Entre 1933 e 1989, por meio do Instituto do Açúcar e do Álcool (IAA), o governo orientava, fomentava e controlava a produção e o preço do setor sucroalcooleiro. Em 1986, com o enfraquecimento do Proálcool, criado 11 anos antes, a maior parte dos produtores começou a tomar prejuízo por conta do controle de preços, indo inúmeros a falência.
Nos anos 2010, quando o governo Dilma Rousseff retomou o controle de preço dos combustíveis, o setor foi à Justiça para reaver o prejuízo levado pelo tabelamento entre os anos de 1985 e 1989. Em 2013, o Superior Tribunal de Justiça decidiu a favor das usinas, mas cerca de 20% delas ainda não conseguiram receber os precatórios.
A Advocacia Geral da União, então, entrou recentemente com um recurso no Supremo Tribunal Federal e ganhou o voto favorável do relator da ação, ministro Luiz Edson Fachin. No último mês de abril, o Plenário Virtual do STF suspendeu o julgamento.
Segundo a AGU, o impacto nos cofres públicos seria de cerca de R$ 70 bilhões. As usinas contestam o número. Falam em R$ 8 bilhões.
A discussão se dá em torno de pedidos de indenização de mais de 290 usinas que reclamam de prejuízos decorrentes da política de fixação de preços adotada pelo IAA.
O ministro Alexandre de Moraes pediu vista ? mais tempo para análise. E ainda não há data para o processo voltar a julgamento, que estava com três votos favoráveis ao setor e dois para a União.
O relator deu razão ao governo (leia voto abaixo) e foi acompanhado pela ministra Rosa Weber. Para Fachin, é imprescindível uma perícia técnica para comprovar prejuízo em cada caso concreto. Já os ministros Ricardo Lewandowski, Luiz Fux e Marco Aurélio Mello votaram contra o recurso da União.

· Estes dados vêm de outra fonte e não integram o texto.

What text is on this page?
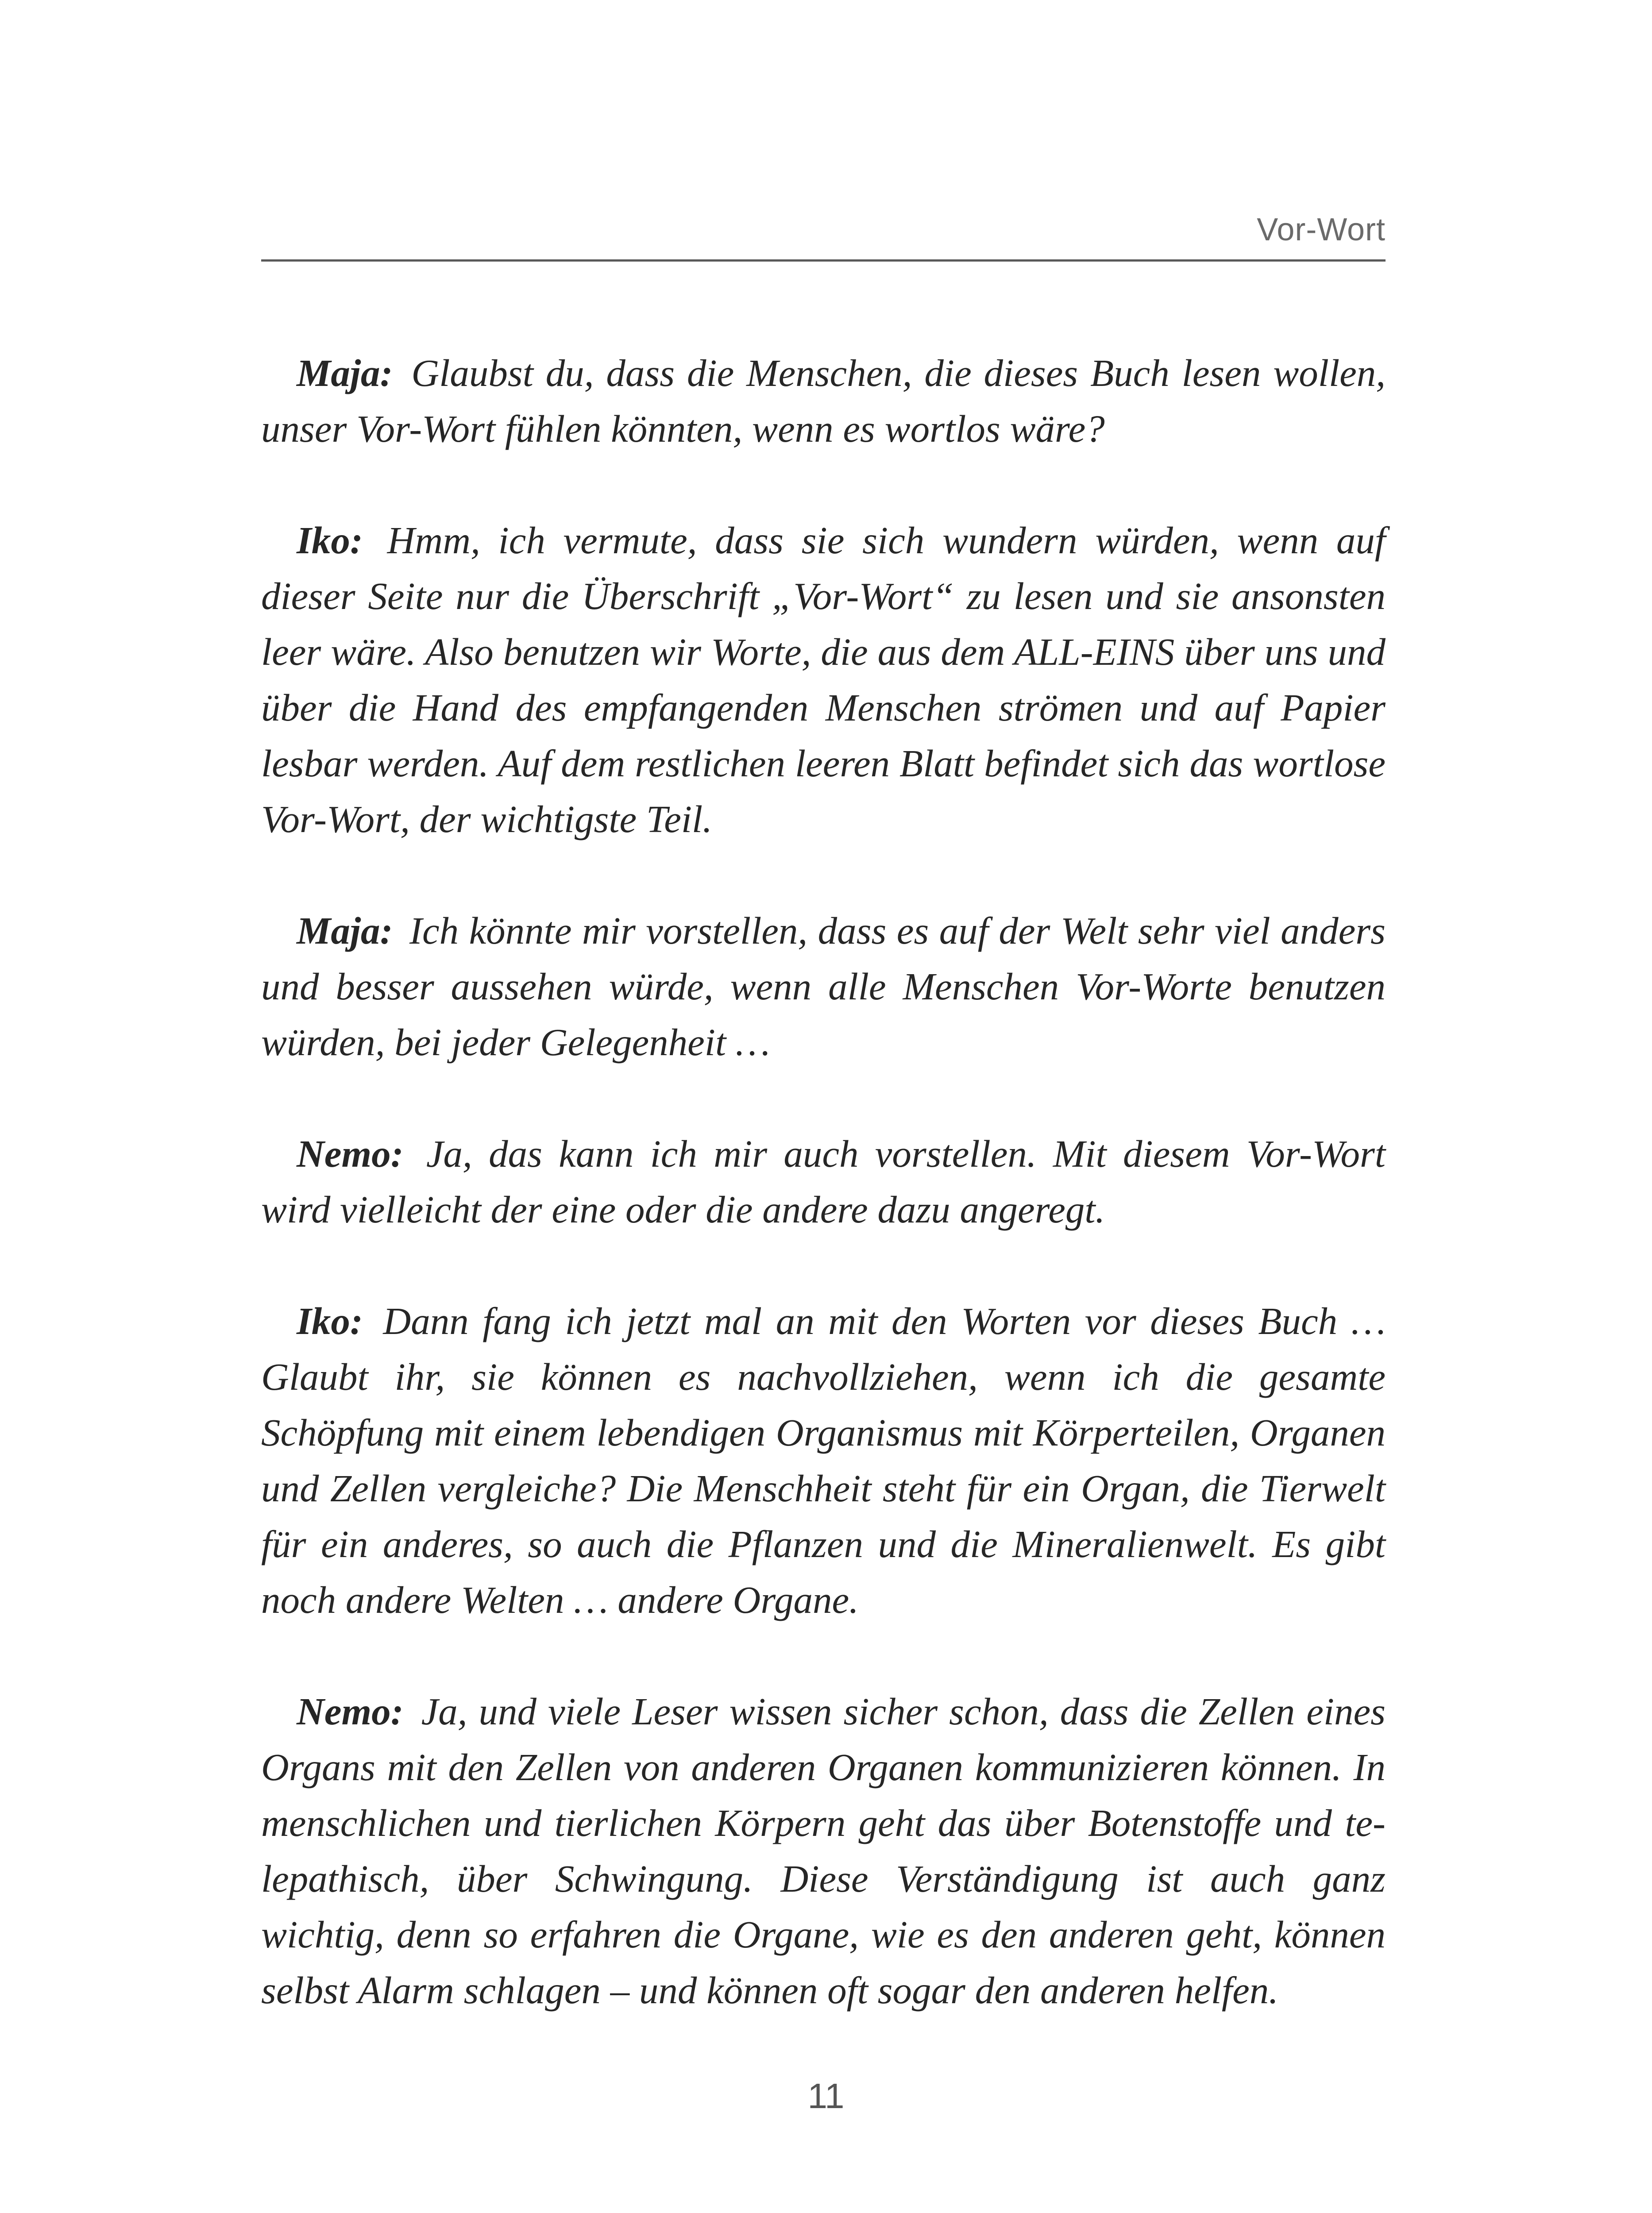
Vor-Wort

Maja: Glaubst du, dass die Menschen, die dieses Buch lesen wollen, unser Vor-Wort fühlen könnten, wenn es wortlos wäre?

Iko: Hmm, ich vermute, dass sie sich wundern würden, wenn auf dieser Seite nur die Überschrift „Vor-Wort“ zu lesen und sie ansonsten leer wäre. Also benutzen wir Worte, die aus dem ALL-EINS über uns und über die Hand des empfangenden Menschen strömen und auf Papier lesbar werden. Auf dem restlichen leeren Blatt befindet sich das wortlose Vor-Wort, der wichtigste Teil.

Maja: Ich könnte mir vorstellen, dass es auf der Welt sehr viel anders und besser aussehen würde, wenn alle Menschen Vor-Worte benutzen würden, bei jeder Gelegenheit …

Nemo: Ja, das kann ich mir auch vorstellen. Mit diesem Vor-Wort wird vielleicht der eine oder die andere dazu angeregt.

Iko: Dann fang ich jetzt mal an mit den Worten vor dieses Buch … Glaubt ihr, sie können es nachvollziehen, wenn ich die gesamte Schöpfung mit einem lebendigen Organismus mit Körperteilen, Organen und Zellen vergleiche? Die Menschheit steht für ein Organ, die Tierwelt für ein anderes, so auch die Pflanzen und die Mineralienwelt. Es gibt noch andere Welten … andere Organe.

Nemo: Ja, und viele Leser wissen sicher schon, dass die Zellen eines Organs mit den Zellen von anderen Organen kommunizieren können. In menschlichen und tierlichen Körpern geht das über Botenstoffe und telepathisch, über Schwingung. Diese Verständigung ist auch ganz wichtig, denn so erfahren die Organe, wie es den anderen geht, können selbst Alarm schlagen – und können oft sogar den anderen helfen.

11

Em debate na tarde desta quinta-feira na TV ConJur, pela série "Segurança na Crise", os economistas Maílson da Nóbrega (ex-ministro da Fazenda entre 1998 e 1990), Plinio Nastari (presidente da Datagro) e José Roberto Afonso (professor do IDP e doutor em Economia) discutiram o impacto da epidemia e a possível mudança na jurisprudência pelo Supremo no setor sucroalcooleiro.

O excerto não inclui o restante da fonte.